🤖 AI Summary
This work addresses critical limitations of existing medical multimodal large language models—namely catastrophic forgetting, poor out-of-domain generalization, and the absence of iterative refinement mechanisms—in pixel-level understanding tasks. The authors propose the first agent-based multimodal large model framework tailored for medical imaging, reframing segmentation as a vision-centric, multi-step decision-making process. By interleaving reasoning with click-based actions to invoke segmentation tools, the framework generates high-quality masks and enables iterative refinement without altering the underlying model architecture. A two-stage training strategy is employed: initial cold-start supervised fine-tuning followed by reinforcement learning guided by fine-grained rewards, facilitating pixel-level reasoning. Extensive experiments demonstrate that the method significantly outperforms both open- and closed-source state-of-the-art approaches across diverse and complex medical referring and segmentation tasks, exhibiting superior robustness and generalization capabilities.
📝 Abstract
Recent research on medical MLLMs has gradually shifted its focus from image-level understanding to fine-grained, pixel-level comprehension. Although segmentation serves as the foundation for pixel-level understanding, existing approaches face two major challenges. First, they introduce implicit segmentation tokens and require simultaneous fine-tuning of both the MLLM and external pixel decoders, which increases the risk of catastrophic forgetting and limits generalization to out-of-domain scenarios.
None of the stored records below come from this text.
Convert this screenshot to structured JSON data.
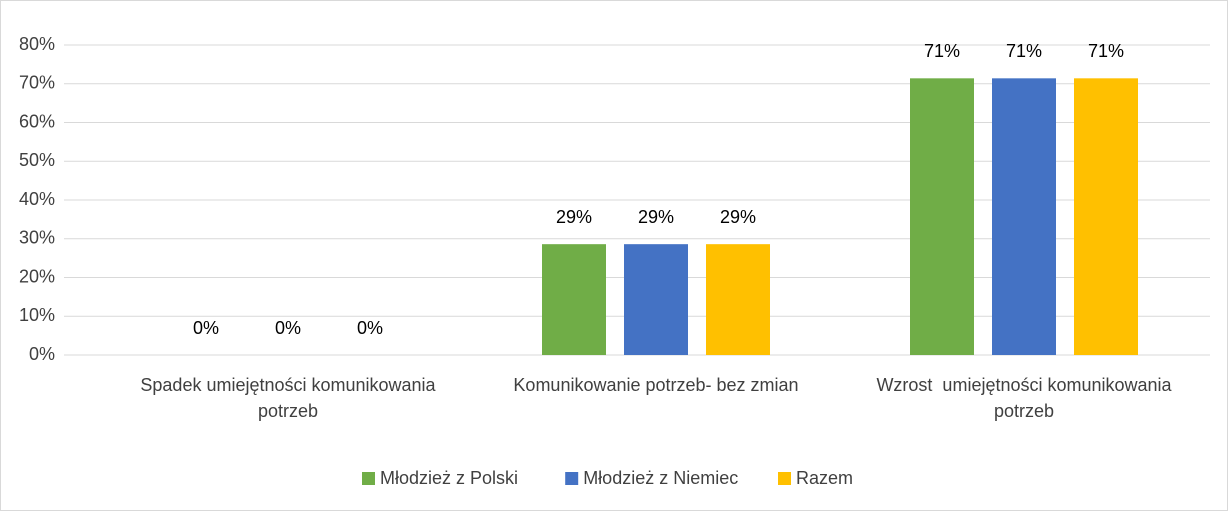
{
  "chart_data": {
    "type": "bar",
    "categories": [
      "Spadek umiejętności komunikowania potrzeb",
      "Komunikowanie potrzeb- bez zmian",
      "Wzrost  umiejętności komunikowania potrzeb"
    ],
    "series": [
      {
        "name": "Młodzież z Polski",
        "color": "#70ad47",
        "values": [
          0,
          28.6,
          71.4
        ],
        "value_labels": [
          "0%",
          "29%",
          "71%"
        ]
      },
      {
        "name": "Młodzież z Niemiec",
        "color": "#4472c4",
        "values": [
          0,
          28.6,
          71.4
        ],
        "value_labels": [
          "0%",
          "29%",
          "71%"
        ]
      },
      {
        "name": "Razem",
        "color": "#ffc000",
        "values": [
          0,
          28.6,
          71.4
        ],
        "value_labels": [
          "0%",
          "29%",
          "71%"
        ]
      }
    ],
    "ylim": [
      0,
      80
    ],
    "yticks": [
      {
        "value": 0,
        "label": "0%"
      },
      {
        "value": 10,
        "label": "10%"
      },
      {
        "value": 20,
        "label": "20%"
      },
      {
        "value": 30,
        "label": "30%"
      },
      {
        "value": 40,
        "label": "40%"
      },
      {
        "value": 50,
        "label": "50%"
      },
      {
        "value": 60,
        "label": "60%"
      },
      {
        "value": 70,
        "label": "70%"
      },
      {
        "value": 80,
        "label": "80%"
      }
    ],
    "grid": true,
    "legend": "bottom"
  }
}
Second, most methods rely on single-pass reasoning and lack the capability to iteratively refine segmentation results, leading to suboptimal performance. To overcome these limitations, we propose a novel agentic MLLM, named IBISAgent, that reformulates segmentation as a vision-centric, multi-step decision-making process. IBISAgent enables MLLMs to generate interleaved reasoning and text-based click actions, invoke segmentation tools, and produce high-quality masks without architectural modifications. By iteratively performing multi-step visual reasoning on masked image features, IBISAgent naturally supports mask refinement and promotes the development of pixel-level visual reasoning capabilities. We further design a two-stage training framework consisting of cold-start supervised fine-tuning and agentic reinforcement learning with tailored, fine-grained rewards, enhancing the model's robustness in complex medical referring and reasoning segmentation tasks. Extensive experiments demonstrate that IBISAgent consistently outperforms both closed-source and open-source SOTA methods. All datasets, code, and trained models will be released publicly.